Young Insurance Agents are Changing the Game
The insurance industry has been very slow to change. It’s about time for a revolution. Younger insurance agents are starting to work with no storefront. They are opening agencies entirely online. By themselves. This is something that will come as a shock to most insurance agencies who have been operating at a physical brick and mortar location for years. Perhaps the more tech-savvy owners may have seen it coming. Like every industry, the leaders are those that can adapt to the times and use the newest technology to stay ahead of the game. By finding new, young agencies ran by tech-savvy, intelligent people to merge with, you’re paving the path to growth in the coming years. Just be sure to continue learning about upcoming trends.
Relationships are Important Again
In a world of slashed prices and cutting costs, insurance agencies have long been competing on price. However, as millennials begin to grow up and become the main market of interest for businesses, we need to focus more on relationships. Millennials are less price sensitive than baby boomers. They care more about experiences, honesty, and proper treatment. A survey given to young agents found that 94.1% believed success in the insurance business is mostly about relationships. By merging with an agency already good at developing strong customer relationships, you’re gaining a competitive edge.
Social Media is Becoming a Major Player in Marketing
The vast majority of insurance agencies out there have a poor use of social media. They’ve been around for dozens of years and have always done things the same way. The same marketing outlets, the same message, the same people. With newer players in the insurance industry going entirely virtual and using little to no paid advertising, older players are going to take a huge hit. However, if you can find an agency using social media successfully, you can propose a merge. They may be able to benefit from your physical advertising expertise, and you can benefit from their digital marketing efforts.

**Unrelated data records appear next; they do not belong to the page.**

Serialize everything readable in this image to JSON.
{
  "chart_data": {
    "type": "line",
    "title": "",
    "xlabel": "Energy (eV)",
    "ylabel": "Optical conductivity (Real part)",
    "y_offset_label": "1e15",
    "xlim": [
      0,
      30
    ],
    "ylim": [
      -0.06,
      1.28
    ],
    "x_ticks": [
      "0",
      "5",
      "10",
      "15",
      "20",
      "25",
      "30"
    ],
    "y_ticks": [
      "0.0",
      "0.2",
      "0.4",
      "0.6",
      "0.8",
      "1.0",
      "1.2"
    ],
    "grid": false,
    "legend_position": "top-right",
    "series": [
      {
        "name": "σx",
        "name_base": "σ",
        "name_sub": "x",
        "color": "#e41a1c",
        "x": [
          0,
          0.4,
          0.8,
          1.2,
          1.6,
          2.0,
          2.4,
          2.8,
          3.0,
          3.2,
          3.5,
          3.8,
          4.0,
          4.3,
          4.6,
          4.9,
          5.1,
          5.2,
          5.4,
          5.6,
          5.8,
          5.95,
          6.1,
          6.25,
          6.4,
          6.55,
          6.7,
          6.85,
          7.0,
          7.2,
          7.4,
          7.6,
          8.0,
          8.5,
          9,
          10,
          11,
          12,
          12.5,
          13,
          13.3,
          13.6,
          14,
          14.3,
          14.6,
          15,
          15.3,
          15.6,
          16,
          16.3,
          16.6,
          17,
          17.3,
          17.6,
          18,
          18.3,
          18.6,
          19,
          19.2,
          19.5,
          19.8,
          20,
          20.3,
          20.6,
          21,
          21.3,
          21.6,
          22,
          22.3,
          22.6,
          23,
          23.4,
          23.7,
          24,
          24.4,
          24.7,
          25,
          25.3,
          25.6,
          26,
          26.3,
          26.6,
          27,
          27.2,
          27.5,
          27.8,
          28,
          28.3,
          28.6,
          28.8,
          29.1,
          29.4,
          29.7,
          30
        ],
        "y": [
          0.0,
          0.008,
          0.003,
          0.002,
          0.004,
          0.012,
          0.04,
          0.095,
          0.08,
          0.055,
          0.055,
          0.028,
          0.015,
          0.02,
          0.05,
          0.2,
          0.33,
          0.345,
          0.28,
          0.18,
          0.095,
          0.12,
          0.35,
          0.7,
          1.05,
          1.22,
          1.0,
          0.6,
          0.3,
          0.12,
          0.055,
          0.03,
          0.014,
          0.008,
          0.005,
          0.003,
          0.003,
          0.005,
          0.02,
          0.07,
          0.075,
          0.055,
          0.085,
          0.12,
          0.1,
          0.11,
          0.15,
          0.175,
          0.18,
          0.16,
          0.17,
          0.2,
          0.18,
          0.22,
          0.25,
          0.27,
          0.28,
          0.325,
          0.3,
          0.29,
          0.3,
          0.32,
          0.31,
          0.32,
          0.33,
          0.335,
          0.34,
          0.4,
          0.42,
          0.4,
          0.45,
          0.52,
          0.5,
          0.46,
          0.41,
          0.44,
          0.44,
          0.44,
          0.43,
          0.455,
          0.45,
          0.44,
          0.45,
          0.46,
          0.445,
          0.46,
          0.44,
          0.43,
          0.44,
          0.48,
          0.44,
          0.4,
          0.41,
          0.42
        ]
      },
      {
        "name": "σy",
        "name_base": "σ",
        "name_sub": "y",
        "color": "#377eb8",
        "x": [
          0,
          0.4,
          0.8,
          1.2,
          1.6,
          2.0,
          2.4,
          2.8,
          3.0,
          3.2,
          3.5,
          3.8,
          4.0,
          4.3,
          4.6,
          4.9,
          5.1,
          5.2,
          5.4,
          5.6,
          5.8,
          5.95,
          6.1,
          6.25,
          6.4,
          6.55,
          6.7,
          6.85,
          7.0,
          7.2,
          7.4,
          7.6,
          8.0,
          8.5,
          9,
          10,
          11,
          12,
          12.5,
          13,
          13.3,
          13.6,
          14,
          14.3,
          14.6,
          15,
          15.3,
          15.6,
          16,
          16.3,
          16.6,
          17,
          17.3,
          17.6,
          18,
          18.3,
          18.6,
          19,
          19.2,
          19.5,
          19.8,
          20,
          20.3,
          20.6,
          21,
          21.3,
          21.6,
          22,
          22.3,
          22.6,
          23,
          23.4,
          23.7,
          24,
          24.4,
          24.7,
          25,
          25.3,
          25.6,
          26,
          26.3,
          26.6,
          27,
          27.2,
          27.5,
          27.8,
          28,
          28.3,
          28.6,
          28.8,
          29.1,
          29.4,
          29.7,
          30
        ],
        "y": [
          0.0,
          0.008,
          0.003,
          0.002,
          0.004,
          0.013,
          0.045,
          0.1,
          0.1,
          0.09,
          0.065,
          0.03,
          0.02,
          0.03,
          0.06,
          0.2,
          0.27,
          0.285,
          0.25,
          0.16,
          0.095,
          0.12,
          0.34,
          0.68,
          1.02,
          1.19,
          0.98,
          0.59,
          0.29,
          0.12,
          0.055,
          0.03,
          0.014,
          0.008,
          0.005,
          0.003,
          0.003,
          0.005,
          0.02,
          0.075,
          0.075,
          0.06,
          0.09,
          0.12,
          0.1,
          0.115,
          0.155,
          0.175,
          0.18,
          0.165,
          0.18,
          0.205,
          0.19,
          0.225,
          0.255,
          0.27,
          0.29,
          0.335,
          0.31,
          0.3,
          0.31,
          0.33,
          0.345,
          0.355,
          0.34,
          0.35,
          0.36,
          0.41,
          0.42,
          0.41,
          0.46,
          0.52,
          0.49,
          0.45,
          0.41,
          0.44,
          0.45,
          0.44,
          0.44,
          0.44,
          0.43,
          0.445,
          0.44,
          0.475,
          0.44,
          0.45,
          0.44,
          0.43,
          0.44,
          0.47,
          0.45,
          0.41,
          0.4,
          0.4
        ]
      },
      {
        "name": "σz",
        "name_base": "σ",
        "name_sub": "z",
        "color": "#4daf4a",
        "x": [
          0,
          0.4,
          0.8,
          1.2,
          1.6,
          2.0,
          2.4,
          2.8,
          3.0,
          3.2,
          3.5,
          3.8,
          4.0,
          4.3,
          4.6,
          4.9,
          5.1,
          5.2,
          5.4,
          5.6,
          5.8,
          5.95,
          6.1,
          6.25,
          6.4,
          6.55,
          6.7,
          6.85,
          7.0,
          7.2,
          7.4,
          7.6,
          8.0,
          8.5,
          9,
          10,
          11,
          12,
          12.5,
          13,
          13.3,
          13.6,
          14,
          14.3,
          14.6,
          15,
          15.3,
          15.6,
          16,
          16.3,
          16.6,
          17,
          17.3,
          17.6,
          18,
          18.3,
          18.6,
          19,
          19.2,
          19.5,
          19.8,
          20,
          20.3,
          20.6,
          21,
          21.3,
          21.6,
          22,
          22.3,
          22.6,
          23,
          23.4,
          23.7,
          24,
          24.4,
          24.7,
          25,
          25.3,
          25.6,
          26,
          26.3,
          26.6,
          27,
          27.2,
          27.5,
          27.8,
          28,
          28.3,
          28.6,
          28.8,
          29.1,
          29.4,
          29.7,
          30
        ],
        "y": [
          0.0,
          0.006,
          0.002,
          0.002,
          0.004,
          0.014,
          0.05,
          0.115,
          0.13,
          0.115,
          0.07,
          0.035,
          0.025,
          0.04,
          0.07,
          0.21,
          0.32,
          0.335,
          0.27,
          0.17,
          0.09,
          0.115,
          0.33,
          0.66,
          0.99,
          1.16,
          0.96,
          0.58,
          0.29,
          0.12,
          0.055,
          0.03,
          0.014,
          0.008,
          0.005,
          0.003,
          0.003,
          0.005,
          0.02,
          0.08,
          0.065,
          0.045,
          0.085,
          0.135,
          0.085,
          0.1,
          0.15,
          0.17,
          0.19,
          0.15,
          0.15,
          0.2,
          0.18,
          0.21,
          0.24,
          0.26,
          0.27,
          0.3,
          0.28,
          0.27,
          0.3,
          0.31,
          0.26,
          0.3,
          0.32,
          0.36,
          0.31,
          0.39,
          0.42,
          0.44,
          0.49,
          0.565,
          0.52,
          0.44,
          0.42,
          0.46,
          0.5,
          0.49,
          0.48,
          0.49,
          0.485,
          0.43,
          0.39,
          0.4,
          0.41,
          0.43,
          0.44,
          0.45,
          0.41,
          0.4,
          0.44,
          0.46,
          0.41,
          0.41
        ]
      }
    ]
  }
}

Merging may not always be the best decision, but now might be a great time to do so. Merging with a younger insurance agency who has a handle on advanced digital marketing strategies can boost your growth rate and, ultimately, your bottom line. Find someone who is capable of creating meaningful, lasting relationships with their clients and uses social media effectively. The two of you can work together to diminish each other’s weak points and bolster your strengths.